Jakarta – ekpos.com – Aat Surya Safaat, wartawan senior Antara yang pernah menjabat Direktur LKBN Antara 2016-2017 mengungkapkan, Kemenangan di era digital tidak ditentukan seberapa besar modal yang dimiliki, tetapi seberapa cepat seseorang berinovasi, berubah, bertransformasi, dan beradaptasi. Hal ini bagaimanapun informasi teknologi (IT) adalah harapan karena IT adalah masa depan. Kita tidak bisa menghindar dari era globalisasi, arus bebas modal dan arus bebas SDM yang kompeten. Dalam hal ini anak-anak muda harus mempersiapkan diri dan selalu dinamis, yaitu memiliki kekuatan dan keinginan personal serta bisa mengubah weakness menjadi opportunity.
Demikian dikatakannya dalam Webinar Literasi Pandemi dan Pemulihan Ekonomi, hasil kerjasama Kementerian Komunikasi dan Informatika dan Komisi Infokom Majelis Ulama Indonesia, Selasa (5/10).
Ditambahkannya, dalam memahami dunia maya sebelum akhirnya kita terjun akan bisnis, harus memahami etika-etika dalam dunia maya. Etika di sini misalnya, pertama adalah jangan menyudutkan orang lain.
Kedua jangan menyinggung perasaan orang lain, ketiga jangan mengompori. Keempat jangan mau mengadu domba, kelima jangan mengkambinghitamkan dan yang paling utama adalah jangan menulis ketika sedang marah. “Menulislah dengan baik dan hal-hal bermanfaat,” tutur dia.
Sikap lain yang penting untuk dijaga dalam bisnis di era digital, kata dia, antara lain sifat yang dicontohkan Rasulullah yaitu qawiyun amin (kuat dan dapat dipercaya), hafiidzun ‘alim (amanah dan berpengetahuan luas), mempunyai sifat bathatan fil ‘Ilmi wal jism (kekuatan ilmu dan fisik), serta sifat ra’uufun rahiim (santun dan pengasih). “Dengan modal sifat ini maksimalkan potensi dan teknologi informasi. Untuk meraih masa depan yang gemilang,” kata dia.
Lebih lanjut Aat yang juga anggota Komisi Infokom MUI ini, mengajak anak-anak muda khusunya untuk bangkit secara ekonomi pascapandemi yaitu dengan bertransformasi secara digital.
Dia menyebutkan, faktanya secara umum sebelum adanya pandemi usaha kecil dan menengah umumnya lemah di permodalan,lemah di manajemen, lemah di teknologi dan infomasi, dan lemah dalam akses pasar.
Menurutnya, arah baru bisnis UMKM di era revolusi 4.0 ini yang secara konvensional beralih ke era digital.
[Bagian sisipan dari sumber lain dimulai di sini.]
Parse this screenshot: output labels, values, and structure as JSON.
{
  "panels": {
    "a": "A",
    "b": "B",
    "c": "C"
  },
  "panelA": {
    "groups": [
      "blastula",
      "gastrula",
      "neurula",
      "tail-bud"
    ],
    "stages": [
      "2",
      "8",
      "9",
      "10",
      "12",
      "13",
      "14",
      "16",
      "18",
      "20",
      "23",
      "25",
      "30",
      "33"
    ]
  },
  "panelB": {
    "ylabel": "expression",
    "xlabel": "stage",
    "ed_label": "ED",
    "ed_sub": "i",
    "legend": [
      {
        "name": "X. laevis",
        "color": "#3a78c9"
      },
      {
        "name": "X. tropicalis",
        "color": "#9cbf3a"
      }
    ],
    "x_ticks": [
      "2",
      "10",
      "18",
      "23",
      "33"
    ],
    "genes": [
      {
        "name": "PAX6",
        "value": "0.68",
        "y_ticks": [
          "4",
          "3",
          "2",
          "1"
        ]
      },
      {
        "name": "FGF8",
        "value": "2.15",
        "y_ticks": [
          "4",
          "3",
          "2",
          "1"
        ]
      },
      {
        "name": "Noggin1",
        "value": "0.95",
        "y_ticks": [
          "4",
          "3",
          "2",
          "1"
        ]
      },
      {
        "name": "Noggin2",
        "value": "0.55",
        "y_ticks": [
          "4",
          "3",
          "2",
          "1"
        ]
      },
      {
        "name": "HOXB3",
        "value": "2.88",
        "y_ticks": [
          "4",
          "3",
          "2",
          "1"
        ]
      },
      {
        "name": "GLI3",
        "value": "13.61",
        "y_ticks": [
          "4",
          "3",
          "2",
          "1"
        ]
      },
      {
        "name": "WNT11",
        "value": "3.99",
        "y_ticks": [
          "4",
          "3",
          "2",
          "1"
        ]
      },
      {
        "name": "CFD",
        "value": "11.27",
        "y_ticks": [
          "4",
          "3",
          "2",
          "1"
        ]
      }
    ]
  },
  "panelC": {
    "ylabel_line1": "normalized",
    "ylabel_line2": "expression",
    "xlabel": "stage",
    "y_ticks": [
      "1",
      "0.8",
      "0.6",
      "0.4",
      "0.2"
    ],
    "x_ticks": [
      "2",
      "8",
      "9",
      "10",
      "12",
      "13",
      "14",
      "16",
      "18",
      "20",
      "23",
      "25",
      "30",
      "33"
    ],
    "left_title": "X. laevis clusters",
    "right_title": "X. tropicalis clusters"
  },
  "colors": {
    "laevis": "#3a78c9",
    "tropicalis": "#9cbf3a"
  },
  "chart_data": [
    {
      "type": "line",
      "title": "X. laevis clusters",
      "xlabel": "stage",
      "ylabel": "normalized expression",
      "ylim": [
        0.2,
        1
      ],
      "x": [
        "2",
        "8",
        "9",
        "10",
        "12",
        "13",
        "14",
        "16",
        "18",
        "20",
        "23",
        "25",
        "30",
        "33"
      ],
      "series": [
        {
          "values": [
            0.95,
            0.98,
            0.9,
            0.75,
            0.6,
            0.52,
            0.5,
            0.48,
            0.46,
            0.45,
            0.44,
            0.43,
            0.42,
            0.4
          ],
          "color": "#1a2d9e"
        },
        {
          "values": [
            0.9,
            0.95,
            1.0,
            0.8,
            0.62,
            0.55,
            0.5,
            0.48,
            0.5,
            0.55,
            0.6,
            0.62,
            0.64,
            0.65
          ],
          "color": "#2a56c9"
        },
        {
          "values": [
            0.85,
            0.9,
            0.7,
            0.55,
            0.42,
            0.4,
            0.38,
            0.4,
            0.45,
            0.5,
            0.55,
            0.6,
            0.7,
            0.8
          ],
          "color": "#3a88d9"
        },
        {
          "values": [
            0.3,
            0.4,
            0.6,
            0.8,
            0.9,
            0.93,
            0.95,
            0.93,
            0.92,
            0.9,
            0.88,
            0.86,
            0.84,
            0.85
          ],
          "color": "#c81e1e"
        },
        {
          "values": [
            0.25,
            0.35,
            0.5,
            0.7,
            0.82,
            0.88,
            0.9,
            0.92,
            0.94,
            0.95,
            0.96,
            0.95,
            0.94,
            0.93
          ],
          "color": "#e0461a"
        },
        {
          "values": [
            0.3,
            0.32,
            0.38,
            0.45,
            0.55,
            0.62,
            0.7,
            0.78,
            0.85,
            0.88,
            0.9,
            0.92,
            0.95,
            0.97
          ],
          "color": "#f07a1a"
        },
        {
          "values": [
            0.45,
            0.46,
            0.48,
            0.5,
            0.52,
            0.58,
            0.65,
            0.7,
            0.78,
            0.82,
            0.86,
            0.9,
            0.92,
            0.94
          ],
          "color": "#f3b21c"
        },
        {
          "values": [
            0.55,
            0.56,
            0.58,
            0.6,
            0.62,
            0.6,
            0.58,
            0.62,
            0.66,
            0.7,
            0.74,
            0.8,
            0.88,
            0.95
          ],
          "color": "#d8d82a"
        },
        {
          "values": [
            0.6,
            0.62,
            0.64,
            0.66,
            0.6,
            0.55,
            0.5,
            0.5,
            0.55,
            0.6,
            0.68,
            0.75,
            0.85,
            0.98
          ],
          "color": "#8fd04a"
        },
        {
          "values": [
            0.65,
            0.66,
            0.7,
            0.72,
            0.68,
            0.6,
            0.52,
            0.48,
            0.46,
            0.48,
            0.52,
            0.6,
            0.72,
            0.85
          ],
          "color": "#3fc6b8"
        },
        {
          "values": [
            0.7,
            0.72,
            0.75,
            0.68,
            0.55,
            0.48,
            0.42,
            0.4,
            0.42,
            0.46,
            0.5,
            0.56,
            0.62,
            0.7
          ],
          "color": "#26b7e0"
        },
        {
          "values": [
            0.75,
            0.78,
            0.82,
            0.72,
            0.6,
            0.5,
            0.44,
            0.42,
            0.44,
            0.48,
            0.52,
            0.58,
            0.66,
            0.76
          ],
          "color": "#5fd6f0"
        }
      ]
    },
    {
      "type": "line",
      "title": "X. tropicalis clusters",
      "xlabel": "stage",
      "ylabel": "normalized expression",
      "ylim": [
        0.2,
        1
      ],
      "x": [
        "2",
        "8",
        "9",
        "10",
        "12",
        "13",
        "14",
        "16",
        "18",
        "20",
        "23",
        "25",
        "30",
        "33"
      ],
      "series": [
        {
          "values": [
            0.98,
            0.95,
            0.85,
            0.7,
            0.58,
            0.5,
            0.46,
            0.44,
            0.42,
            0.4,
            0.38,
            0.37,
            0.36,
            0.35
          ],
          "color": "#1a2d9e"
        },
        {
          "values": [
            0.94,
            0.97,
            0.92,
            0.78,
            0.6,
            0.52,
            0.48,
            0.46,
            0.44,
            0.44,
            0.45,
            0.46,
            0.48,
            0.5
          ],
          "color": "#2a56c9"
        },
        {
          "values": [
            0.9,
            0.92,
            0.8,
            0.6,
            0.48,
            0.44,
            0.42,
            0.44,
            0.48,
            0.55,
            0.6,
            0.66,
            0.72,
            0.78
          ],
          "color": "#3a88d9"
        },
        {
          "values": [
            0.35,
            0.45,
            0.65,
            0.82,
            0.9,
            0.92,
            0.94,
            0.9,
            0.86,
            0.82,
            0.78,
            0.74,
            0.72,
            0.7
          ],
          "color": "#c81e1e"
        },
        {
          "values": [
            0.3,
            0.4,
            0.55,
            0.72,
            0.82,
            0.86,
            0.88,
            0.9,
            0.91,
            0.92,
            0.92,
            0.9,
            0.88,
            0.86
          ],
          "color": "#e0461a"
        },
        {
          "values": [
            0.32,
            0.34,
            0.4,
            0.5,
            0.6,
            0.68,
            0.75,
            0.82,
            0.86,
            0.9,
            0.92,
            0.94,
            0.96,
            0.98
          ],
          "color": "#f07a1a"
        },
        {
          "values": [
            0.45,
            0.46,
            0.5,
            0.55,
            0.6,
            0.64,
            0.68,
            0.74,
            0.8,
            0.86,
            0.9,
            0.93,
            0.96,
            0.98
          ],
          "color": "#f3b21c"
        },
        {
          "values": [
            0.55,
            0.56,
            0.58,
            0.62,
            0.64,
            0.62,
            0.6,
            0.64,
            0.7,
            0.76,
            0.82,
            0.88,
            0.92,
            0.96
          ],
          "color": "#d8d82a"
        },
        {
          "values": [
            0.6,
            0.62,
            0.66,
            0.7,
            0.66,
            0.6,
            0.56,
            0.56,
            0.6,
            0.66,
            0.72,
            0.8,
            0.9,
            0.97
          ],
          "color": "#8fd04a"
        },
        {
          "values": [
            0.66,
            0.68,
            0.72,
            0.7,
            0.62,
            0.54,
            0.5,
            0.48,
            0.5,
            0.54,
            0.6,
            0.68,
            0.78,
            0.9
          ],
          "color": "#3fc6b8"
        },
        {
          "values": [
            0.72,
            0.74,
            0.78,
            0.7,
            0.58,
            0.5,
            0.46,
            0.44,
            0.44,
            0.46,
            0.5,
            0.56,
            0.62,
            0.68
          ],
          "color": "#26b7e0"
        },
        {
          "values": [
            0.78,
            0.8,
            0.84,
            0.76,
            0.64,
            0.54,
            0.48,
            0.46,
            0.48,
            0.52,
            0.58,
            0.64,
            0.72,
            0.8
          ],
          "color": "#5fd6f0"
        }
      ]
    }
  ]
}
Contoh dari dampak kasus ini adalah perusahaan taksi di Jakarta berguguran menurut Organda dari 32 perusahaan sisa empat perusahaan lagi.
Begitupun mengenal teknologi finansial, pembayarannya sekarang bisa melalui grab pay dan gopay dan sebagainya. Semua transaksi dilakukan secara digital. Termasuk dalam hal ini perbankan juga melakukan semua aktivitas pelayanan melalui digital.
“Jadi intinya sekarang itu no cash dan mau tidak mau kita harus masuk akan itu. Bahkan termasuk pemahaman anak-anak muda akan teknologi informasi,” kata dia. (Red).